Neste 2000 em que Albano Martins celebra 70 anos de vida e 50 anos sobre a sua estreia poética com Secura Verde (1950), importa, antes de mais, fazer uma inevitável referência à sua evidente ligação com outros poetas no início da aventura e aproximação com a revista Árvore, que procurou ser a ruptura necessária para outros caminhos poéticos, mas na sombra e presença da corrente neo-realista e no esmorecer de certas posições surrealistas, foi o despertar para outras linhas de força poéticas e literárias. De facto, o Poeta de Vocação do Silêncio surge nitidamente ligado a um grupo de poetas ( Raul de Carvalho, António Ramos Rosa, António Luís Moita, José Terra e Luís Amaro) que se afirmaram com um evidente "espírito de grupo" nas páginas dos quatro números publicados de Árvore (1951-1953), apesar de cada um ter feito depois o seu percurso pessoal por caminhos que deixaram de se bifurcar como era bem claro nos primeiros títulos que apareceram no começo dessa aventura literária e poética.
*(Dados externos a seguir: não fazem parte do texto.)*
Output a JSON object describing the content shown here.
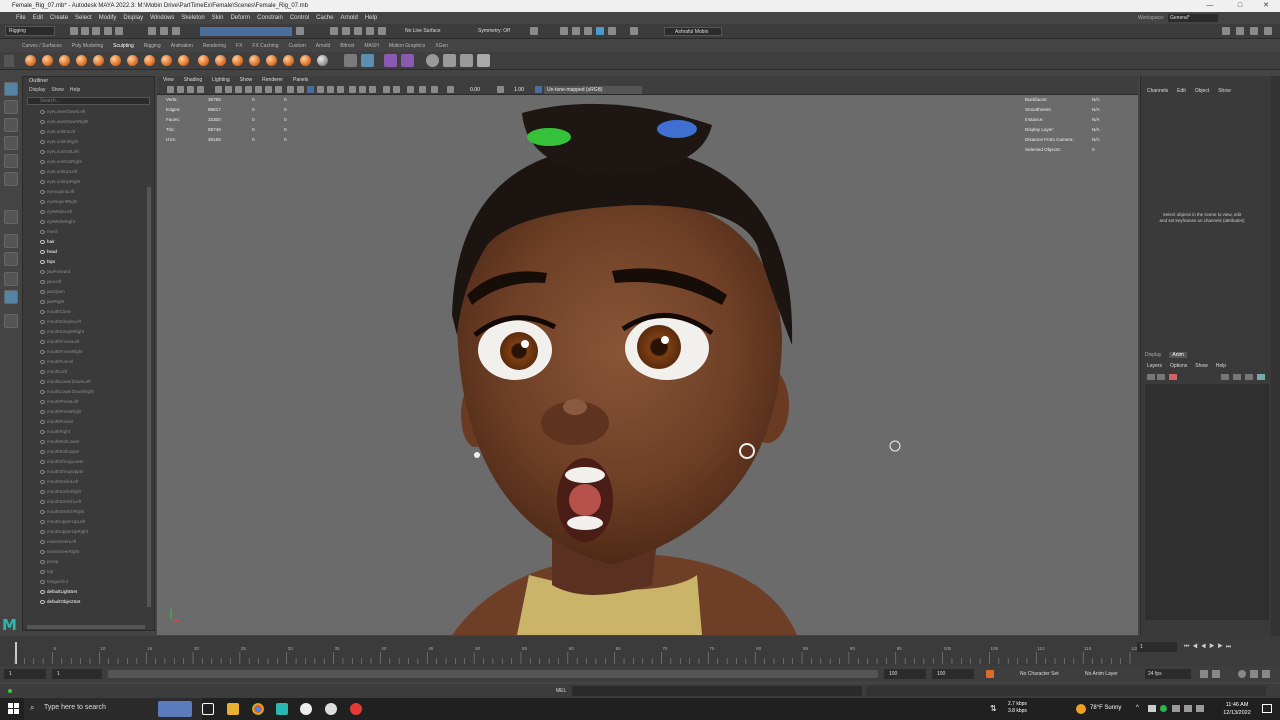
{
  "window": {
    "title": "Female_Rig_07.mb* - Autodesk MAYA 2022.3: M:\\Mobin Drive\\PartTimeEx\\Female\\Scenes\\Female_Rig_07.mb",
    "min": "—",
    "max": "□",
    "close": "✕"
  },
  "menus": [
    "File",
    "Edit",
    "Create",
    "Select",
    "Modify",
    "Display",
    "Windows",
    "Skeleton",
    "Skin",
    "Deform",
    "Constrain",
    "Control",
    "Cache",
    "Arnold",
    "Help"
  ],
  "workspace": {
    "label": "Workspace:",
    "value": "General*"
  },
  "status": {
    "mode": "Rigging",
    "live_surface": "No Live Surface",
    "symmetry": "Symmetry: Off",
    "user": "Ashraful Mobin"
  },
  "shelf_tabs": [
    "Curves / Surfaces",
    "Poly Modeling",
    "Sculpting",
    "Rigging",
    "Animation",
    "Rendering",
    "FX",
    "FX Caching",
    "Custom",
    "Arnold",
    "Bifrost",
    "MASH",
    "Motion Graphics",
    "XGen"
  ],
  "active_shelf": "Sculpting",
  "outliner": {
    "title": "Outliner",
    "menu": [
      "Display",
      "Show",
      "Help"
    ],
    "search": "Search...",
    "items": [
      "eyeLowerDownLeft",
      "eyeLowerDownRight",
      "eyeLookInLeft",
      "eyeLookInRight",
      "eyeLookOutLeft",
      "eyeLookOutRight",
      "eyeLookUpLeft",
      "eyeLookUpRight",
      "eyeSquintLeft",
      "eyeSquintRight",
      "eyeWideLeft",
      "eyeWideRight",
      "mesh",
      "hair",
      "head",
      "hips",
      "jawForward",
      "jawLeft",
      "jawOpen",
      "jawRight",
      "mouthClose",
      "mouthDimpleLeft",
      "mouthDimpleRight",
      "mouthFrownLeft",
      "mouthFrownRight",
      "mouthFunnel",
      "mouthLeft",
      "mouthLowerDownLeft",
      "mouthLowerDownRight",
      "mouthPressLeft",
      "mouthPressRight",
      "mouthPucker",
      "mouthRight",
      "mouthRollLower",
      "mouthRollUpper",
      "mouthShrugLower",
      "mouthShrugUpper",
      "mouthSmileLeft",
      "mouthSmileRight",
      "mouthStretchLeft",
      "mouthStretchRight",
      "mouthUpperUpLeft",
      "mouthUpperUpRight",
      "noseSneerLeft",
      "noseSneerRight",
      "persp",
      "top",
      "tongueOut",
      "defaultLightSet",
      "defaultObjectSet"
    ]
  },
  "viewport": {
    "menu": [
      "View",
      "Shading",
      "Lighting",
      "Show",
      "Renderer",
      "Panels"
    ],
    "val1": "0.00",
    "val2": "1.00",
    "colorspace": "Un-tone-mapped (sRGB)",
    "stats": [
      {
        "k": "Verts:",
        "v": "36758",
        "a": "0",
        "b": "0"
      },
      {
        "k": "Edges:",
        "v": "69817",
        "a": "0",
        "b": "0"
      },
      {
        "k": "Faces:",
        "v": "33300",
        "a": "0",
        "b": "0"
      },
      {
        "k": "Tris:",
        "v": "59748",
        "a": "0",
        "b": "0"
      },
      {
        "k": "UVs:",
        "v": "38168",
        "a": "0",
        "b": "0"
      }
    ],
    "info": [
      {
        "k": "Backfaces:",
        "v": "N/A"
      },
      {
        "k": "Smoothness:",
        "v": "N/A"
      },
      {
        "k": "Instance:",
        "v": "N/A"
      },
      {
        "k": "Display Layer:",
        "v": "N/A"
      },
      {
        "k": "Distance From Camera:",
        "v": "N/A"
      },
      {
        "k": "Selected Objects:",
        "v": "0"
      }
    ]
  },
  "channelbox": {
    "menu": [
      "Channels",
      "Edit",
      "Object",
      "Show"
    ],
    "hint": "Select objects in the scene to view, edit and set keyframes on channels (attributes)",
    "tabs": [
      "Display",
      "Anim"
    ],
    "layer_menu": [
      "Layers",
      "Options",
      "Show",
      "Help"
    ]
  },
  "timeline": {
    "ticks": [
      "5",
      "10",
      "15",
      "20",
      "25",
      "30",
      "35",
      "40",
      "45",
      "50",
      "55",
      "60",
      "65",
      "70",
      "75",
      "80",
      "85",
      "90",
      "95",
      "100",
      "105",
      "110",
      "115",
      "120"
    ],
    "current": "1"
  },
  "range": {
    "start": "1",
    "start2": "1",
    "end": "100",
    "end2": "100",
    "end3": "100",
    "char_set": "No Character Set",
    "anim_layer": "No Anim Layer",
    "fps": "24 fps"
  },
  "cmd": {
    "label": "MEL"
  },
  "taskbar": {
    "search": "Type here to search",
    "weather": "78°F Sunny",
    "net1": "2.7 kbps",
    "net2": "3.8 kbps",
    "time": "11:46 AM",
    "date": "12/13/2022"
  },
  "colors": {
    "accent": "#5285a6",
    "viewport": "#6b6b6b"
  }
}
Mas, na soma dos vários livros publicados com regularidade desde 1974, retomando uma "vocação" silenciada ao longo de muitos anos (porque se observa entre Secura Verde e Coração de Bússola um interregno de quase vinte anos), a poética de Albano Martins tem sido abordada na perspectiva de ser uma voz serena e discreta, de fala quase em surdina, na brevidade e na intencionalidade dos poemas. Mas não é só disso que se trata. Em primeiro lugar, redescobrimos as suas próprias raízes em poetas de uma idêntica "fala" ou "registo" (Afonso Duarte, Raul de Carvalho, Edmundo de Bettencourt, Saul Dias, Aureliano Lima ou Fernando Echevarria), porque se trata de vozes que soam de muito longe, no lirismo mais empenhado e reinventado, que se alarga pelo caminho que melhor nos faz evocar as fontes originais da nossa poesia. Não há aqui qualquer novidade ou redescoberta. Mas o que nos parece dever pôr-se em relevo é ainda esse silenciar de vozes que subjazem pelo fio da nossa mais antiga tradição poética e se não fazem ouvir no tempo e no espaço em que os poetas vivem tão perto de nós.
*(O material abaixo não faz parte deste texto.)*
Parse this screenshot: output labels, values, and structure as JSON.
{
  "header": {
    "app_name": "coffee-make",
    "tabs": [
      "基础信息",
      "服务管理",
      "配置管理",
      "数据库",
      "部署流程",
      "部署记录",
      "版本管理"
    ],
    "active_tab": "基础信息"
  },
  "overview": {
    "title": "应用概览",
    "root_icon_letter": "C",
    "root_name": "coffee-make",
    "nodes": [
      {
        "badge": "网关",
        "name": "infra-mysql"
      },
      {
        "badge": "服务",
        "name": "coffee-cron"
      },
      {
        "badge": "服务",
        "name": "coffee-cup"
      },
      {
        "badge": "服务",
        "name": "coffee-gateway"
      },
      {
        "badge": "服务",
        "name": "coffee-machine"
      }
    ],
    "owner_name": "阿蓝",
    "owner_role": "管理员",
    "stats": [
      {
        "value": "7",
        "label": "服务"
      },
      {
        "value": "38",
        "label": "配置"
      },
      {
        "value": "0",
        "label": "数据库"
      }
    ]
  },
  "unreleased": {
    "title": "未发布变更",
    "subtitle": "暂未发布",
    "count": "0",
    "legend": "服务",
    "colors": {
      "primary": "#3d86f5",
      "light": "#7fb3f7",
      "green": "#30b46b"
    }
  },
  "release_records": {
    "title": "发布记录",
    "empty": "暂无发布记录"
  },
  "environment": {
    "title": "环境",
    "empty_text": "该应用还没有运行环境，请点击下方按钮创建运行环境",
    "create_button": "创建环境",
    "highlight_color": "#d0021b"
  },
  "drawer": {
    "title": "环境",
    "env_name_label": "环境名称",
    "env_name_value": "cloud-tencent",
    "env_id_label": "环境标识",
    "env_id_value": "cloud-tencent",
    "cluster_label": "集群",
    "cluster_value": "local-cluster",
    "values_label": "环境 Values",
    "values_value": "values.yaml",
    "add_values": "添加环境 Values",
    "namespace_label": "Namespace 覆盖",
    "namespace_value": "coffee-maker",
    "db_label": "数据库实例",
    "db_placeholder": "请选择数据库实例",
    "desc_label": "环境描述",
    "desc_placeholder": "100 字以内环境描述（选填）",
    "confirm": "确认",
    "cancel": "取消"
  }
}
Em segundo lugar, toda a poesia de Albano Martins se desdobra entre silêncios e emoções que percorrem as águas tranquilas dos rios e lugares que desde sempre a povoaram: "Escavo / com minhas mãos a lama / do silêncio. Não / conheço outro ofício". E, pelo magma expressivo dos últimos livros, na propositada escassez metafórica do seu discurso e na forma de dizer o que é essencial e captar o sentido profundo das coisas, sentimentos e ideias, assim se pode entender essa "margem do azul" que sempre nos desvenda os sinais de fogo de uma comovida emotividade nos acasos da vida e do amor ou ainda nos "concretos/inconcretos domínios" em que a voz se consolida e purifica numa atitude poética singular, bem definida, coerentemente retomada de livro para livro, sem facilidades nem transigências expressivas.
Claro, entre o "discursivismo" dos primeiros livros e a contenção ou o rigor vocabular e imagístico de Escrito a Vermelho (1999), o que sempre percorre a poesia de Albano Martins é esse modo de saber desmultiplicar-se entre o que é visível e indizível, isto é, entre aquilo que nas suas imagens e metáforas se prolonga e observa e o que se não diz (ou também se diz de outro modo): "Ínvios / são os caminhos / da posse. Ínvio / láveis".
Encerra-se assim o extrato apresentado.